As an investor, it is important to know how to approach the markets in the most rational way possible. The stock market and its main proponent, Wall Street, are not always rational. Wall Street is referred to as the investment community that includes the stock exchanges, investment banks, brokers and analysts. Wall Street’s verdict on a company greatly impacts how the market values its stock. Institutional and retail investors, such as college students, are usually swayed by Wall Street’s market sentiment. If investors can distinguish when the markets act irrationally, they will find many investment opportunities.
The market, along with brokers and analysts, focuses on the short term. It values a business based on its quarter-to-quarter and year-over-year results. Businesses growing steadily quarter-to-quarter and year-over-year are praised and those missing analyst estimates are punished by the market. When business cycles and economic recessions hurt a company’s profits, the market punishes its stock price. The market’s short term focus does not make sense. Value investors would argue that recessions and business cycles, though, do not always affect a company’s intrinsic value.
The value of a business is essentially the amount of cash that can be taken out of business during the remainder of its life. If business X were to produce Y amount of cash for the remainder of its life, fifty years; why should it matter if twelve or fifteen recessions occur in the meantime? If after each recession, business X is able to return to its normal profitability, as many businesses do, then its intrinsic value should be intact. The market, only focusing on the short term, punishes all businesses that miss profit estimates and it sometimes even over punishes them.
Value investors, contrarians by nature, search for businesses whose stock prices have been oversold.

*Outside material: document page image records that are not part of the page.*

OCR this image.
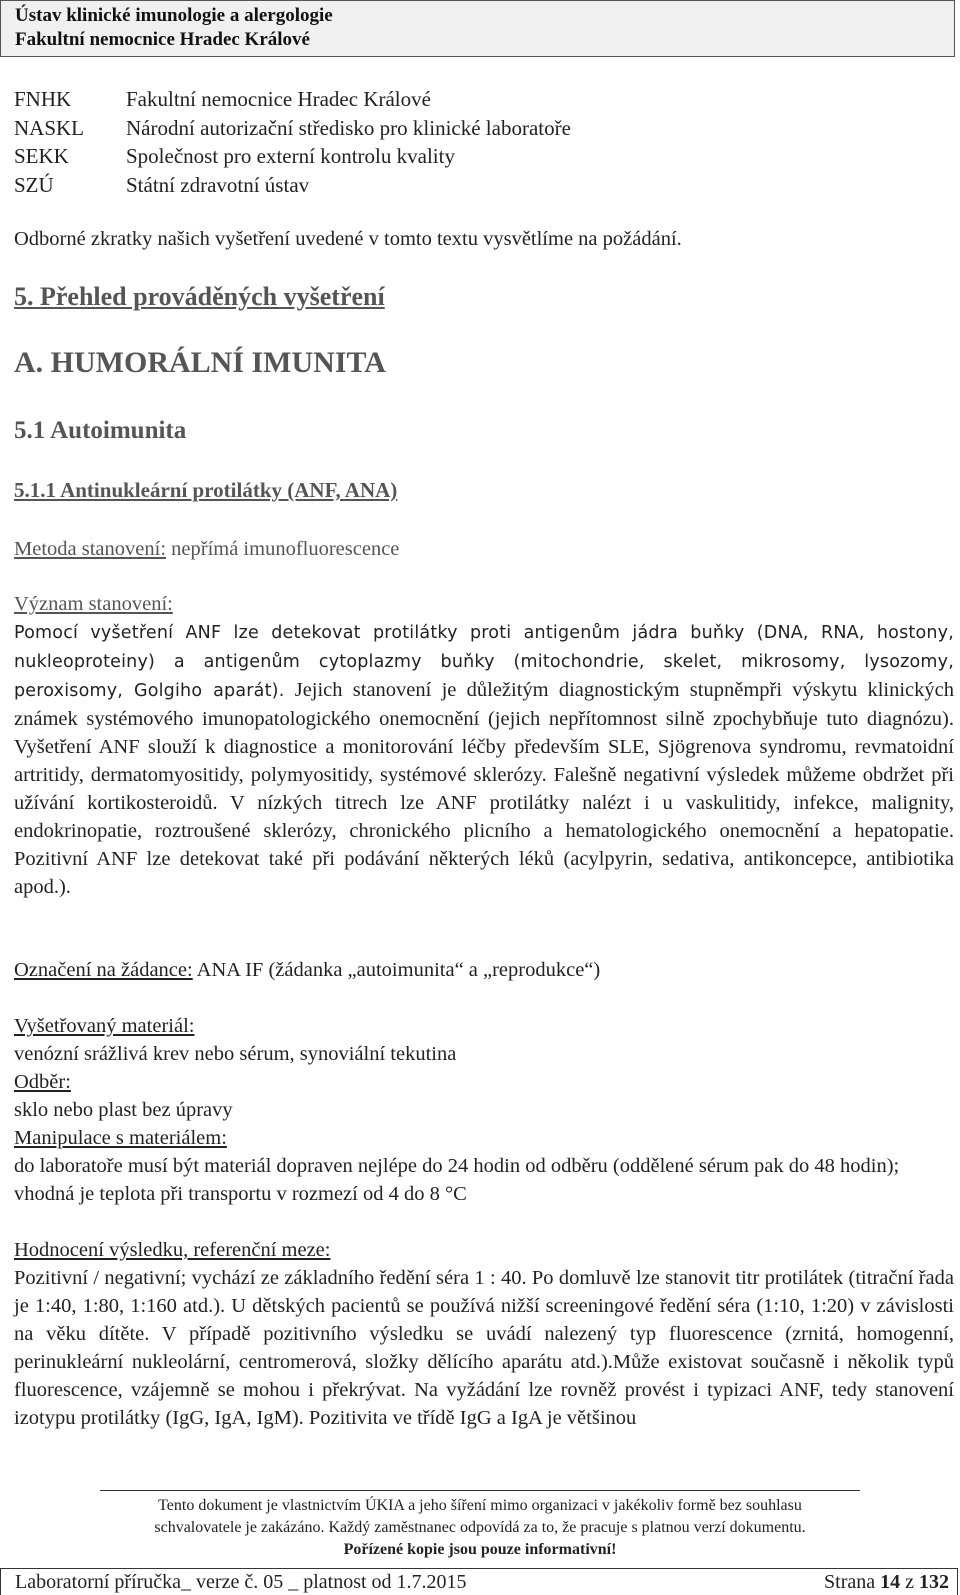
Ústav klinické imunologie a alergologie
Fakultní nemocnice Hradec Králové
FNHK	Fakultní nemocnice Hradec Králové
NASKL	Národní autorizační středisko pro klinické laboratoře
SEKK	Společnost pro externí kontrolu kvality
SZÚ	Státní zdravotní ústav
Odborné zkratky našich vyšetření uvedené v tomto textu vysvětlíme na požádání.
5. Přehled prováděných vyšetření
A. HUMORÁLNÍ IMUNITA
5.1 Autoimunita
5.1.1 Antinukleární protilátky (ANF, ANA)
Metoda stanovení: nepřímá imunofluorescence
Význam stanovení:
Pomocí vyšetření ANF lze detekovat protilátky proti antigenům jádra buňky (DNA, RNA, hostony, nukleoproteiny) a antigenům cytoplazmy buňky (mitochondrie, skelet, mikrosomy, lysozomy, peroxisomy, Golgiho aparát). Jejich stanovení je důležitým diagnostickým stupněmpři výskytu klinických známek systémového imunopatologického onemocnění (jejich nepřítomnost silně zpochybňuje tuto diagnózu). Vyšetření ANF slouží k diagnostice a monitorování léčby především SLE, Sjögrenova syndromu, revmatoidní artritidy, dermatomyositidy, polymyositidy, systémové sklerózy. Falešně negativní výsledek můžeme obdržet při užívání kortikosteroidů. V nízkých titrech lze ANF protilátky nalézt i u vaskulitidy, infekce, malignity, endokrinopatie, roztroušené sklerózy, chronického plicního a hematologického onemocnění a hepatopatie. Pozitivní ANF lze detekovat také při podávání některých léků (acylpyrin, sedativa, antikoncepce, antibiotika apod.).
Označení na žádance: ANA IF (žádanka „autoimunita“ a „reprodukce“)
Vyšetřovaný materiál:
venózní srážlivá krev nebo sérum, synoviální tekutina
Odběr:
sklo nebo plast bez úpravy
Manipulace s materiálem:
do laboratoře musí být materiál dopraven nejlépe do 24 hodin od odběru (oddělené sérum pak do 48 hodin); vhodná je teplota při transportu v rozmezí od 4 do 8 °C
Hodnocení výsledku, referenční meze:
Pozitivní / negativní; vychází ze základního ředění séra 1 : 40. Po domluvě lze stanovit titr protilátek (titrační řada je 1:40, 1:80, 1:160 atd.). U dětských pacientů se používá nižší screeningové ředění séra (1:10, 1:20) v závislosti na věku dítěte. V případě pozitivního výsledku se uvádí nalezený typ fluorescence (zrnitá, homogenní, perinukleární nukleolární, centromerová, složky dělícího aparátu atd.).Může existovat současně i několik typů fluorescence, vzájemně se mohou i překrývat. Na vyžádání lze rovněž provést i typizaci ANF, tedy stanovení izotypu protilátky (IgG, IgA, IgM). Pozitivita ve třídě IgG a IgA je většinou
Tento dokument je vlastnictvím ÚKIA a jeho šíření mimo organizaci v jakékoliv formě bez souhlasu
schvalovatele je zakázáno. Každý zaměstnanec odpovídá za to, že pracuje s platnou verzí dokumentu.
Pořízené kopie jsou pouze informativní!
Laboratorní příručka_ verze č. 05 _ platnost od 1.7.2015	Strana 14 z 132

They then analyze the business and determine if the stock decline was merited. If they determine that in a normal environment the company they have analyzed will perform substantially better, they purchase the company’s stock. From 2002 to 2003, McDonald’s (MCD) stock price declined over fifty percent. The U.S. economy was in a recession and Wall Street was not pleased with McDonald’s management and marketing strategy. McDonald’s french fries, Big Macs and chicken nuggets still tasted the same. Instead of focusing on the recession, investors should have known that McDonald’s brand name and long term prospects were intact. McDonald’s shares are up more than three-hundred percent since their 2002 bottom, while most broad market indices have barely increased during the same period.
Not all stocks decline undeservingly. Some businesses unable to repay debt, declare bankruptcy, such as Lehman Brothers. Other businesses lose market share to competitors, such as Gateway to HP and Dell. Recessions and business downturns can create problems for business or worsen existing problems. Wall Street, though, will punish any business’ stock price if the company doesn’t meet earnings expectations. A company’s earnings are not steady in all environments, but the intrinsic value is not always affected.
The S&P 500, a broad market index, is down more than thirty percent from a year ago. The economy is heading into a recession and the credit crisis has taken a turn for the worse, but this may be a great opportunity to invest. I do not know if AIG will recover and I do not know if the U.S. Treasury’s bailout plan will work. I am certain that college students will continue shopping from Target (TGT) ten years from now, American Express card holders will spend more money fifteen years from now, McDonald’s will sell more Big Macs twenty years from now, and many more people will drink Coke (KO) well into the future. Do not mind those stocks that are praised by Wall Street, they will, more likely than not, be overvalued.
Search for those companies that have been decimated by the market and analyze them carefully.